Süddeutsche Zeitung

Merkel-Besuch in Washington:Trump tritt nach

Die erste Amtshandlung des US-Präsidenten am Tag nach dem Besuch von Merkel in Washington: Via Twitter schickt er ihr einen eisigen Gruß hinterher. Es geht um viel Geld. Was sonst?

Von Thorsten Denkler, New York

Es war ein langer Freitag für Donald Trump. Erst trifft er sich mit Hardcore-Konservativen. Dann mit Veteranen. Das waren die netten Termine. Den Rest des Tages musste er mit der deutschen Bundeskanzlerin verbringen. Der Frau, die Millionen Flüchtlinge ins Land gelassen hat.

Am Morgen danach wacht Trump auf. Und ihm scheint etwas eingefallen zu sein. Etwas, das er Angela Merkel unbedingt noch sagen wollte. Aber dafür gibt es ja Twitter. Seine beiden ersten Tweets am Samstagmorgen widmet er dieser dringenden Sache:

"Egal was Sie von den FAKE NEWS gehört haben, ich hatte ein GROSSARTIGES Treffen mit der deutschen Bundeskanzlerin Angela Merkel. Dennoch, Deutschland schuldet...

"... Dennoch, Deutschland schuldet der Nato riesige Summen & die Vereinigten Staaten müssen mehr Geld erhalten für die starke - und sehr teure - Verteidigung, die Deutschland zugute kommt."

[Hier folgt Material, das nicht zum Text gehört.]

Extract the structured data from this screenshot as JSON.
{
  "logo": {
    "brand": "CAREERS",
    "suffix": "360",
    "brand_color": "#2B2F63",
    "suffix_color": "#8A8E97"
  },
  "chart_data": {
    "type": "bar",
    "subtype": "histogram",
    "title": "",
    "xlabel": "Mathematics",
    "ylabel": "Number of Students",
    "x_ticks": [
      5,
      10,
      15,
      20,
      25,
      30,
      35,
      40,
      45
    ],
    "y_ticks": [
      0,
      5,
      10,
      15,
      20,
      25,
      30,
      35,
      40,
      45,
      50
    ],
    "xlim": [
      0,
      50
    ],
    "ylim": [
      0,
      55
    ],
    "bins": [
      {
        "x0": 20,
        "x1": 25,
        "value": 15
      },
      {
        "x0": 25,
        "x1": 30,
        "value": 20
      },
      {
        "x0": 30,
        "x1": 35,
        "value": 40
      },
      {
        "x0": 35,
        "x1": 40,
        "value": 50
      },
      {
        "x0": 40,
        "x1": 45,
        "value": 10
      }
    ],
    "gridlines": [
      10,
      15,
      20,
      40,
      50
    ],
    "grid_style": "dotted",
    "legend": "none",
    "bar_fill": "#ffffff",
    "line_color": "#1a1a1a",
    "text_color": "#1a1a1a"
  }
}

Trump tritt nach. Anders ist der kleine Samstagmorgen-Ausfall kaum zu verstehen. Er erweckt den Eindruck, als sei Deutschland gegenüber der Nato und den USA zu irgendwelchen Zahlungen verpflichtet. Wieder ein Beleg dafür, dass Trump nicht ganz verstanden zu haben scheint, wie die Finanzierung der Nato funktioniert.

Richtig ist: Viele Nato-Staaten verfehlen derzeit das Ziel, mindestens zwei Prozent ihres jeweiligen Bruttoinlandsproduktes für Verteidigung auszugeben. Auch Deutschland.

Deshalb schuldet Deutschland der Nato aber nicht "riesige Summen". Und schon gar nicht den USA, wie Trump seinem Tweet nach zu glauben scheint. Direktes Geld an die Nato fließt nur in Form von Mitgliedsbeiträgen, mit denen die Nato-eigene Kommando-Struktur finanziert wird. An den Kosten von etwa zwei Milliarden Euro jährlich beteiligt sich Deutschland als zweitgrößter Zahler nach den USA (21,96 Prozent) mit 15,3 Prozent.

Was könnte Trump dann meinen mit den Kosten für Deutschlands Landesverteidigung? Vielleicht möchte er Berlin die horrenden Kosten für mehr als ein Dutzend Militärstandorte in Deutschland, darunter fünf Kommandozentralen wie den US-Stützpunkt Ramstein, der Bundesregierung in Rechnung stellen. Aber davon war keine Rede bisher. Wäre auch schwierig. Deutschland zahlt schon Millionen dafür.

Die Frage der Nato-Finanzierung hat Merkel am Freitag in der gemeinsamen Pressekonferenz mit Trump offen angesprochen. Schon da hat sie ihm erklärt: Wir haben das Problem längst verstanden. Und längst gelöst. Schon Trumps Vorgänger Barack Obama war es ein Dorn im Auge, dass nur die USA und eine Handvoll anderer Staaten die Zwei-Prozent-Marke einhalten.

Auf dem Nato-Gipfel in Wales haben die Verbündeten deshalb schon 2014 vereinbart, "dass auch Deutschland seine Verteidigungsausgaben erhöhen wird", sagte Merkel. "Wir haben uns in Wales dem Zwei-Prozent-Ziel bis zum Jahr 2024 verpflichtet, haben im letzten Jahr unseren Verteidigungsetat um acht Prozent gesteigert und werden auch weiterhin in diese Richtung arbeiten." (Der Beschluss dazu steht hier)

Ob mehr Geld sinnvoll ist, ist eine andere Frage. Manche Experten wie Christian Mölling von der Stiftung Wissenschaft und Politik sähen es lieber, wenn die Nato auf Effizienz gebürstet wird. Statt immer mehr Geld in Verteidigung zu pumpen.